The performance, The Marks of Our Time, was jointly curated by Pranab Man Singh and Sangeeta Thapa and was held yesterday at 2 pm. Dedicated to the artist’s grandfather, Chiniya Chitrakar, the work was an interactive performance that went on for about two hours.
After the shave, the artist, with his top off, sat on a pedestal with his eyes closed as people started to write names on his body. The names were those of the 601 CA members, who were supposed to complete the constitution-writing process by January 22. The viewers got up one by one to pick up name-chits from a fishbowl, read the names written on them aloud and then wrote the names on the artist’s body with white paint.
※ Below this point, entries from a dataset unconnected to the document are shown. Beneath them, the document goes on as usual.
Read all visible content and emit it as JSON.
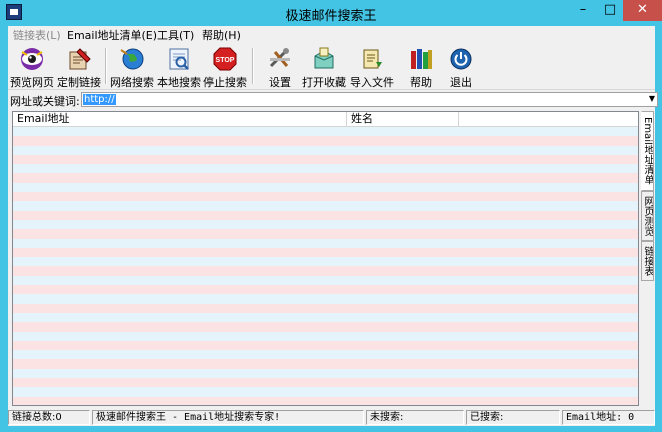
{
  "window": {
    "title": "极速邮件搜索王",
    "minimize": "–",
    "maximize": "□",
    "close": "✕"
  },
  "menu": [
    {
      "label": "链接表(L)",
      "enabled": false
    },
    {
      "label": "Email地址清单(E)",
      "enabled": true
    },
    {
      "label": "工具(T)",
      "enabled": true
    },
    {
      "label": "帮助(H)",
      "enabled": true
    }
  ],
  "toolbar": [
    {
      "label": "预览网页",
      "icon": "eye-icon"
    },
    {
      "label": "定制链接",
      "icon": "edit-link-icon"
    },
    {
      "label": "网络搜索",
      "icon": "globe-search-icon"
    },
    {
      "label": "本地搜索",
      "icon": "local-search-icon"
    },
    {
      "label": "停止搜索",
      "icon": "stop-icon"
    },
    {
      "label": "设置",
      "icon": "settings-tools-icon"
    },
    {
      "label": "打开收藏",
      "icon": "open-favorites-icon"
    },
    {
      "label": "导入文件",
      "icon": "import-file-icon"
    },
    {
      "label": "帮助",
      "icon": "help-books-icon"
    },
    {
      "label": "退出",
      "icon": "power-icon"
    }
  ],
  "address": {
    "label": "网址或关键词:",
    "value": "http://"
  },
  "list": {
    "columns": [
      "Email地址",
      "姓名",
      ""
    ]
  },
  "side_tabs": [
    "Email地址清单",
    "网页测览",
    "链接表"
  ],
  "status": {
    "link_count": "链接总数:0",
    "tagline": "极速邮件搜索王 - Email地址搜索专家!",
    "unsearched": "未搜索:",
    "searched": "已搜索:",
    "email_count": "Email地址: 0"
  },
  "colors": {
    "titlebar": "#43c4e4",
    "row_blue": "#e5f3fb",
    "row_pink": "#fbe3e3",
    "close_button": "#c7504b"
  }
}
Gradually, Chitrakar’s bare skin—including his face that bore a somber expression—was covered with paint, rendering him almost invisible against the white backdrop.
Once all the names were written down on the artist’s body, he slowly got up, walked to the terracotta vessel and started to wash the paint off of his body. He then put on a t-shirt hung on the wall, wore his shoes and walked out of the gallery.
According to the curatorial note pasted on the gallery wall, the work is a “participatory performance” that “is a testament of our times”. The work is the artist’s commentary—or frustration, to put it precisely—on the current political condition of Nepal. The whole set-up is almost like a metaphor for the effort and decision of the people (a collective act), the process and the outcome.
And ultimately, the artist, in his final state of the performance—written on, and then wiped out, all the while with an expressionless face—is Nepal; a Nepali.